Selma Savolainen: Horror Vacui
Author: Nick Hasted
View record and artist detailsRecord and Artist Details
Musicians: |
Okko Saastamoinen (d) |
Label: |
Whirlwind Recordings |
Magazine Review Date: |
April/2024 |
Media Format: |
CD, LP, DL |
Catalogue Number: |
WR4805 |
RecordDate: |
Rec. August 9-10 2021 |
The Latin title part-quotes Aristotle’s notion that “nature abhors a vacuum”, a suggestive phrase which helps Finnish singer-composer Selma Savolainen to explore music’s need to fill silence, and the period when her promising career tumbled into pandemic emptiness. That limbo saw internal dialogues with her late dad, the noted jazz pianist-composer Jarmo Savolainen (who recorded with Billy Hart and Dave Liebman). Delayed mourning and its resolution therefore inform this second album.
Savolainen grew up backstage at jazz gigs and in her dancer mother’s theatrical dressing-rooms, and Horror Vacui touches on Weimar-style cabaret drama as much as jazz-singing, as well as the fracturing extremes of grunge and Bjork’s early vaulting between girlish delicacy and explosive climax. The mid-album ‘Intro’’s 88-second symphonic shimmer confirms that, as Savolainen told Finnish Music Quarterly, “everything I have ever heard is a horizon of possibilities”.

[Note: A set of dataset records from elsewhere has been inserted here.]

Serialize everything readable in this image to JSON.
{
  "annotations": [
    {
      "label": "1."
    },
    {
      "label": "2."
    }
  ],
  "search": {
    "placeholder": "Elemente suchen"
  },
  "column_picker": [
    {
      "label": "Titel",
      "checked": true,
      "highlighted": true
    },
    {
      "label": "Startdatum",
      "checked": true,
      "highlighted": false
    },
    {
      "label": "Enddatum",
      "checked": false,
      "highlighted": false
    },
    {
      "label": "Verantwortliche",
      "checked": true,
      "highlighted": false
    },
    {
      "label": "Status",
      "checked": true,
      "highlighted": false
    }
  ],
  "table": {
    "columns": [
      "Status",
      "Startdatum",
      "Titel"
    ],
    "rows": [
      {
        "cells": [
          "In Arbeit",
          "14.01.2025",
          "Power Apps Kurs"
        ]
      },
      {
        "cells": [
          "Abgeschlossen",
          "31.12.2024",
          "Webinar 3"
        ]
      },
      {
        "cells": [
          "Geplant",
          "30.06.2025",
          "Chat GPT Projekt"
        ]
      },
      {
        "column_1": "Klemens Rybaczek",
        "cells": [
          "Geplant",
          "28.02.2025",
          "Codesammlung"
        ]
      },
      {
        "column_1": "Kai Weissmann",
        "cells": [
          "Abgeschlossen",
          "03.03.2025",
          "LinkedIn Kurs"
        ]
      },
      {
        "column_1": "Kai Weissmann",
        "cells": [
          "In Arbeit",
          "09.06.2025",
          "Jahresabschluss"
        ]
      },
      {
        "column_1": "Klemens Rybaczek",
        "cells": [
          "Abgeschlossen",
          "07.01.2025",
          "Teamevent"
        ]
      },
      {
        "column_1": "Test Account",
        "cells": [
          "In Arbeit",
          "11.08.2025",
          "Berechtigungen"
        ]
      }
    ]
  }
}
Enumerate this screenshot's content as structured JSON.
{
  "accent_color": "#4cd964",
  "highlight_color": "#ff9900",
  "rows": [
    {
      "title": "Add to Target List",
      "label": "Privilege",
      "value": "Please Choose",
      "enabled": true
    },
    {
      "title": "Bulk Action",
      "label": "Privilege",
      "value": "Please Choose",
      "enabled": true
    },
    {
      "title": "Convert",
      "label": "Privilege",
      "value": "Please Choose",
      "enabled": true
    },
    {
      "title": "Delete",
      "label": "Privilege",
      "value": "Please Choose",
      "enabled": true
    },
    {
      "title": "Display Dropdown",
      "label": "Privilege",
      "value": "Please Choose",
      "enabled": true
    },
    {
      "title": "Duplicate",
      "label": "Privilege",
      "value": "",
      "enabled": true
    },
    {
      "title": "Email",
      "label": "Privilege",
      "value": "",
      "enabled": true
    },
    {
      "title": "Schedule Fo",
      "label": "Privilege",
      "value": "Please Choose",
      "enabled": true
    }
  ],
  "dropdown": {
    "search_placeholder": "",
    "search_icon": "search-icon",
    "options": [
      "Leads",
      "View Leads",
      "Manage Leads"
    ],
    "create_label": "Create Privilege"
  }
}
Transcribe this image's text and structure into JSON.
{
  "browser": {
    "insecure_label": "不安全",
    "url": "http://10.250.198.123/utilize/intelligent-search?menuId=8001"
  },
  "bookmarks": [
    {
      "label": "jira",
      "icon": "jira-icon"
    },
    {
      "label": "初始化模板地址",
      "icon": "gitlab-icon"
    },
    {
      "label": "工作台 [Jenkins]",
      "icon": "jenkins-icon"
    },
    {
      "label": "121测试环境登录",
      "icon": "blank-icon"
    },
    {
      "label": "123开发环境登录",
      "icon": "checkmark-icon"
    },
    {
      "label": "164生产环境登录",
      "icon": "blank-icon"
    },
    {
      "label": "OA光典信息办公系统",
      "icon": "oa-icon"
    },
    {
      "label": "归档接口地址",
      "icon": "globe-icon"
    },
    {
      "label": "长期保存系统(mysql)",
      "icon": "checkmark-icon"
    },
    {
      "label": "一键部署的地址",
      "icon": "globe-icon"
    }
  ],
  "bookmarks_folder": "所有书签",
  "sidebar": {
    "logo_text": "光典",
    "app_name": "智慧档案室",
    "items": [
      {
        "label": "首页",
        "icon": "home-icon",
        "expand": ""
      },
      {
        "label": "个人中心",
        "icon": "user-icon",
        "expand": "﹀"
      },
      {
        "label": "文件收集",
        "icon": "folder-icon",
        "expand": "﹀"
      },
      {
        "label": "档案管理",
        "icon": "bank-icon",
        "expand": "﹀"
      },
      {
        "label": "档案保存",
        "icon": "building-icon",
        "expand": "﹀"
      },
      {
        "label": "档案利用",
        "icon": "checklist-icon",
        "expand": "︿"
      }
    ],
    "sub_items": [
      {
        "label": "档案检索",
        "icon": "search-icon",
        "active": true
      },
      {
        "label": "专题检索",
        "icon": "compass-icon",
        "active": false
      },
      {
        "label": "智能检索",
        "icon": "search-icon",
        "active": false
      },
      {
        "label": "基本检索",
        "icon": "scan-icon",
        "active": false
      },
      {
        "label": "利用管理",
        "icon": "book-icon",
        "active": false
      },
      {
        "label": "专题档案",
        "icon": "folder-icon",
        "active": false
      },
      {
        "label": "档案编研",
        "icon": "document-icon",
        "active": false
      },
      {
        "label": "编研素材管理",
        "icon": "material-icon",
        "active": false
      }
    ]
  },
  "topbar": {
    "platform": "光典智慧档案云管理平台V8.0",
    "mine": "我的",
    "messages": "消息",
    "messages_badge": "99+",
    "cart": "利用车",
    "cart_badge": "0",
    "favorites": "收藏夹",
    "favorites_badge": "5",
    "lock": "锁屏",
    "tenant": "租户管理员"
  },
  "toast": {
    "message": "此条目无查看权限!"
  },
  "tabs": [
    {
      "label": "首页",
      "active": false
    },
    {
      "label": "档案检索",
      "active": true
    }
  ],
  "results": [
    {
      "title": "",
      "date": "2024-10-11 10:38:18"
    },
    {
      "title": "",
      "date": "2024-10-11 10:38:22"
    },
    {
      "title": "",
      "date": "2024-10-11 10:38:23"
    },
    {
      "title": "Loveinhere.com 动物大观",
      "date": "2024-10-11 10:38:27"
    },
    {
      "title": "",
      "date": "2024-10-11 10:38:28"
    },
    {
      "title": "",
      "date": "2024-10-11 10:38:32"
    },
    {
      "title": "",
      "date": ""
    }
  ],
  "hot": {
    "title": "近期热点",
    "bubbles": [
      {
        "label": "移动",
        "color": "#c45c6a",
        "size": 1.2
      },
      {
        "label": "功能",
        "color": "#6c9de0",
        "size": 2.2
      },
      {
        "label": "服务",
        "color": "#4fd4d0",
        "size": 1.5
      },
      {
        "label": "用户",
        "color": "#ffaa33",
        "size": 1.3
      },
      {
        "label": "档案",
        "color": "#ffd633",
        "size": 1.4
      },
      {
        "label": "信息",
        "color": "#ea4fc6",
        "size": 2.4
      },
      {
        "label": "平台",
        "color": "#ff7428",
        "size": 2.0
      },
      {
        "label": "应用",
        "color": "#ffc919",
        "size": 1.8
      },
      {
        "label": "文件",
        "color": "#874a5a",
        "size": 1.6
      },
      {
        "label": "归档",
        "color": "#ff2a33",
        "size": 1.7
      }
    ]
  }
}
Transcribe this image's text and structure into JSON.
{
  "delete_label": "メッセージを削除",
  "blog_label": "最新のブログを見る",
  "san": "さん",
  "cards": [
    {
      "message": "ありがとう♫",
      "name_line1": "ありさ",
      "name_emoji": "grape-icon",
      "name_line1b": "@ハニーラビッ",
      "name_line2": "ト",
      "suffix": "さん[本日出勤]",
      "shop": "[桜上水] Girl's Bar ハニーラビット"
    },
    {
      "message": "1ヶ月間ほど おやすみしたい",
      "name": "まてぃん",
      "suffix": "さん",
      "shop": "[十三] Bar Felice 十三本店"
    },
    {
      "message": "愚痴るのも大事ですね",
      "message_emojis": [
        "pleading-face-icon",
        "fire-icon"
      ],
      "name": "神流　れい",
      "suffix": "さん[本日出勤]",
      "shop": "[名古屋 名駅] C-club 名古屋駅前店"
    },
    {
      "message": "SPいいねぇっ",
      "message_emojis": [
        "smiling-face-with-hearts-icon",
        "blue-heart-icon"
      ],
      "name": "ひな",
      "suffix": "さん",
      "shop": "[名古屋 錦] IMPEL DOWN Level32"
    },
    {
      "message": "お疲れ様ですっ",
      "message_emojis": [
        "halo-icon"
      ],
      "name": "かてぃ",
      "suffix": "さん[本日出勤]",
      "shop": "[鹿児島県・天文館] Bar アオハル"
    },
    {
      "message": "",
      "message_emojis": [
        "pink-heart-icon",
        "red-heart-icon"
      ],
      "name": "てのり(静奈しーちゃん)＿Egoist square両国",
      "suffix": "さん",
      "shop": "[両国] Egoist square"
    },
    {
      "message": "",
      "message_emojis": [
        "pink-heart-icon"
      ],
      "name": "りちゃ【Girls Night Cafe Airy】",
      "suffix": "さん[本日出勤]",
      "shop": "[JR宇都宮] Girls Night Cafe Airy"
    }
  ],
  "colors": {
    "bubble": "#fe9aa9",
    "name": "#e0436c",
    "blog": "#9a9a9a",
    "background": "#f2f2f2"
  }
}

Opener ‘Intense Ways to Recover’ starts with a vocal sigh over lonesome clarinet, and seems to rehearse that parental reunion; “I’m haunted by a dead man,” she adds on ‘Haunted’. The most seemingly traditional track here, a Jazz Age near-pastiche of Kurt Weill’s ‘Speak Low’, centres on Tomi Nikku’s expressly Beiderbecke-style solo, but secretes the album’s darkest lines, as time runs out on its lovers. “We’re late, darling we’re late,” she sings, death stalking their tryst. “Everything ends too soon…”
Billy Strayhorn’s ‘A Flower Is A Lovesome Thing’ sees Savolainen vocally step across a spare wasteland, musical emptiness imminent as piano, bass and drums pace a supportive half-step behind, till she rips into a jazz singer’s rasp. ‘Days of Suffering’ is a working musician’s confession of wear Jarmo surely felt too. Savolainen’s vocal fades into the ether, then the closing ‘Fear of the Empty’ lets go of lyrics. Impolite extremes sometimes obscure emotional potency, but Savolainen’s omnivorous style is bracing.